Endstation für einen Außenseiter?

Unter Moskaus Fernbahnhöfen hat er schon lange eine Sonderrolle. Vom Rigaer Bahnhof fährt zurzeit nur ein einziger Nachtzug, ansonsten herrscht hier gespenstische Stille. Bald könnte nach 120 Jahren ganz Schluss sein.

Dampfzug am Rigaer Bahnhof
Der Rigaer Bahnhof wird gerne für Nostalgiefahrten benutzt. (Foto: Jewgenij Bijatow/ RIA Nowosti)

Wer heute in die majestätische Halle des Empfangsgebäudes eintritt, der sieht in aller Regel mehr Sicherheitspersonal als Fahrgäste. Keine Zeitschriften, keine Souvenirs, keine Piroggen, es gibt lediglich ein paar Snacks am Automaten.
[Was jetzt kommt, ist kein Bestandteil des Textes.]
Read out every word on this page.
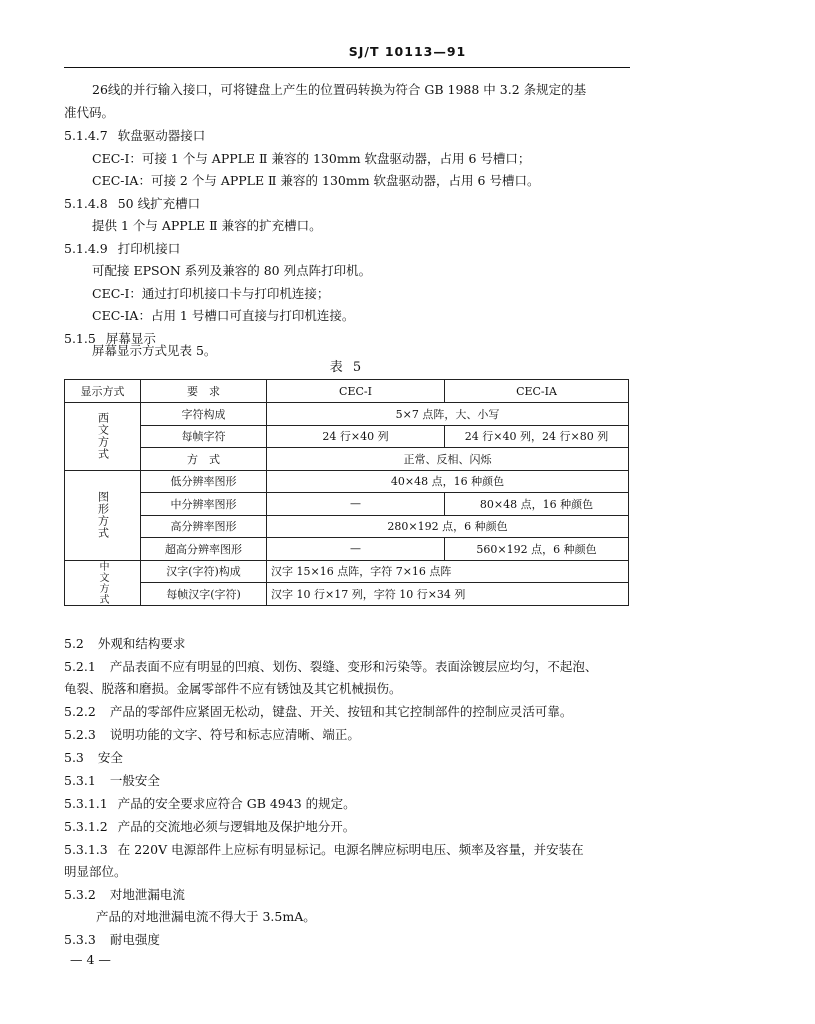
SJ/T 10113—91
26线的并行输入接口，可将键盘上产生的位置码转换为符合 GB 1988 中 3.2 条规定的基
准代码。
5.1.4.7 软盘驱动器接口
CEC-I：可接 1 个与 APPLE Ⅱ 兼容的 130mm 软盘驱动器，占用 6 号槽口；
CEC-IA：可接 2 个与 APPLE Ⅱ 兼容的 130mm 软盘驱动器，占用 6 号槽口。
5.1.4.8 50 线扩充槽口
提供 1 个与 APPLE Ⅱ 兼容的扩充槽口。
5.1.4.9 打印机接口
可配接 EPSON 系列及兼容的 80 列点阵打印机。
CEC-I：通过打印机接口卡与打印机连接；
CEC-IA：占用 1 号槽口可直接与打印机连接。
5.1.5 屏幕显示
屏幕显示方式见表 5。
表 5
显示方式	要　求	CEC-I	CEC-IA

西文方式	字符构成	5×7 点阵，大、小写	
	每帧字符	24 行×40 列	24 行×40 列，24 行×80 列
	方　式	正常、反相、闪烁	

图形方式	低分辨率图形	40×48 点，16 种颜色	
	中分辨率图形	—	80×48 点，16 种颜色
	高分辨率图形	280×192 点，6 种颜色	
	超高分辨率图形	—	560×192 点，6 种颜色

中文方式	汉字(字符)构成	汉字 15×16 点阵，字符 7×16 点阵	
	每帧汉字(字符)	汉字 10 行×17 列，字符 10 行×34 列	
5.2 外观和结构要求
5.2.1 产品表面不应有明显的凹痕、划伤、裂缝、变形和污染等。表面涂镀层应均匀，不起泡、
龟裂、脱落和磨损。金属零部件不应有锈蚀及其它机械损伤。
5.2.2 产品的零部件应紧固无松动，键盘、开关、按钮和其它控制部件的控制应灵活可靠。
5.2.3 说明功能的文字、符号和标志应清晰、端正。
5.3 安全
5.3.1 一般安全
5.3.1.1 产品的安全要求应符合 GB 4943 的规定。
5.3.1.2 产品的交流地必须与逻辑地及保护地分开。
5.3.1.3 在 220V 电源部件上应标有明显标记。电源名牌应标明电压、频率及容量，并安装在
明显部位。
5.3.2 对地泄漏电流
产品的对地泄漏电流不得大于 3.5mA。
5.3.3 耐电强度
— 4 —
Von den Fahrkartenschaltern hat auch nur einer offen, Kundschaft gibt es nur selten, der Warteraum ist verschlossen. Der im neobyzantinischen Stil errichtete Prachtbau des Rigaer Bahnhofs dient zurzeit der Abfertigung eines einzigen Nachtzugs. Der fährt meist nach Welikije Luki, an manchen Tagen weiter nach Pskow und an anderen überhaupt nicht. Der tägliche Zug nach Riga ruht, wie der gesamte internationale Personenzugverkehr, seit Beginn der Corona-Pandemie.

Unter den Moskauer Fernbahnhöfen nimmt der Rigaer Bahnhof schon lange eine Sonderstellung ein. Die 1901 eröffnete Station liegt deutlich weiter draußen und ist nicht wie die anderen mit der Ringlinie der Metro zu erreichen. Ganze zwei Gleise liegen hier.

Fernbahnhof mit familiärer Atmosphäre

Schon zu Sowjetzeiten ging es etwas ruhiger zu, wie sich unser Chefredakteur Igor Beresin erinnert: „Seit 1983 fuhren wir regelmäßig aufs Dorf, wo wir ein Bauernhaus gekauft hatten. Schon damals gab es nur wenige Züge, den nach Riga und den „Welikolukskij“, der an jeder Ecke hielt. Mit diesem fuhren wir bis zur Station Sapadnaja Dwina. Ich hatte immer das Gefühl, dass mir alle Menschen, die dort am Bahnhof stehen, irgendwie bekannt sind. So etwas gab es an keinem anderen Bahnhof in Moskau.“

Mittlerweile ist es auch im Nahverkehrsteil des Rigaer Bahnhofs recht ruhig geworden. Seit vor etwa einem Jahr die S-Bahn MZD eröffnet wurde, fahren die meisten Elektritschkas weiter zum Kursker Bahnhof. Nur noch etwa 15 Züge enden täglich an der Station, die vom Fernbahnhof räumlich getrennt ist und zwei eigene Gleise sowie ein eigenes Gebäude hat.

Provisorium für die S-Bahn

Ende November tauchte nun auf dem Fachforum „Rail-Club.ru“ eine Meldung auf, die viele als das nahende Ende des Rigaer Fernbahnhofs auffassen: Der Fahrkartenverkauf soll Anfang März eingestellt werden. Der verbliebene Zug wird von da an vermutlich vom Belarussischen Bahnhof aus fahren. Im Fahrplan ist er zum letzten Mal am 24. Februar verzeichnet.

Der Grund dafür sind Bauarbeiten. Die MZD-Strecke zum Kursker Bahnhof wird auf vier Gleise erweitert. Dazu muss sie hin und wieder gesperrt werden. Die MZD-Züge müssen dann alle am Rigaer Bahnhof enden und wieder zurückfahren. Dazu werden die Gleise des Fernbahnhofs gebraucht. Es entsteht momentan sogar ein provisorischer Bahnsteig aus Holz. Der Zug nach Welikije Luki wäre da nur im Weg.

Ist die Schließung nur vorübergehend?

Doch wie geht es dann weiter? Alexander Tschekmarew von der Moskauer Universität für Verkehrswesen (MIIT) geht davon aus, dass der Zug nach Abschluss der Bauarbeiten wieder zurückverlegt wird, wie er gegenüber der MDZ mitteilt. Die Ausweichroute sei länger und unattraktiv für die Fahrgäste.

Im Internet befürchten viele jedoch das Ende des Bahnhofs, zumal nicht bekannt ist, ob und wann die Lettischen Eisenbahnen den Zug nach Riga wieder in Betrieb nehmen. Eine Online-Petition zur Rettung des Rigaer Bahnhofs hatte im Januar jedenfalls bereits knapp 5000 Unterzeichner.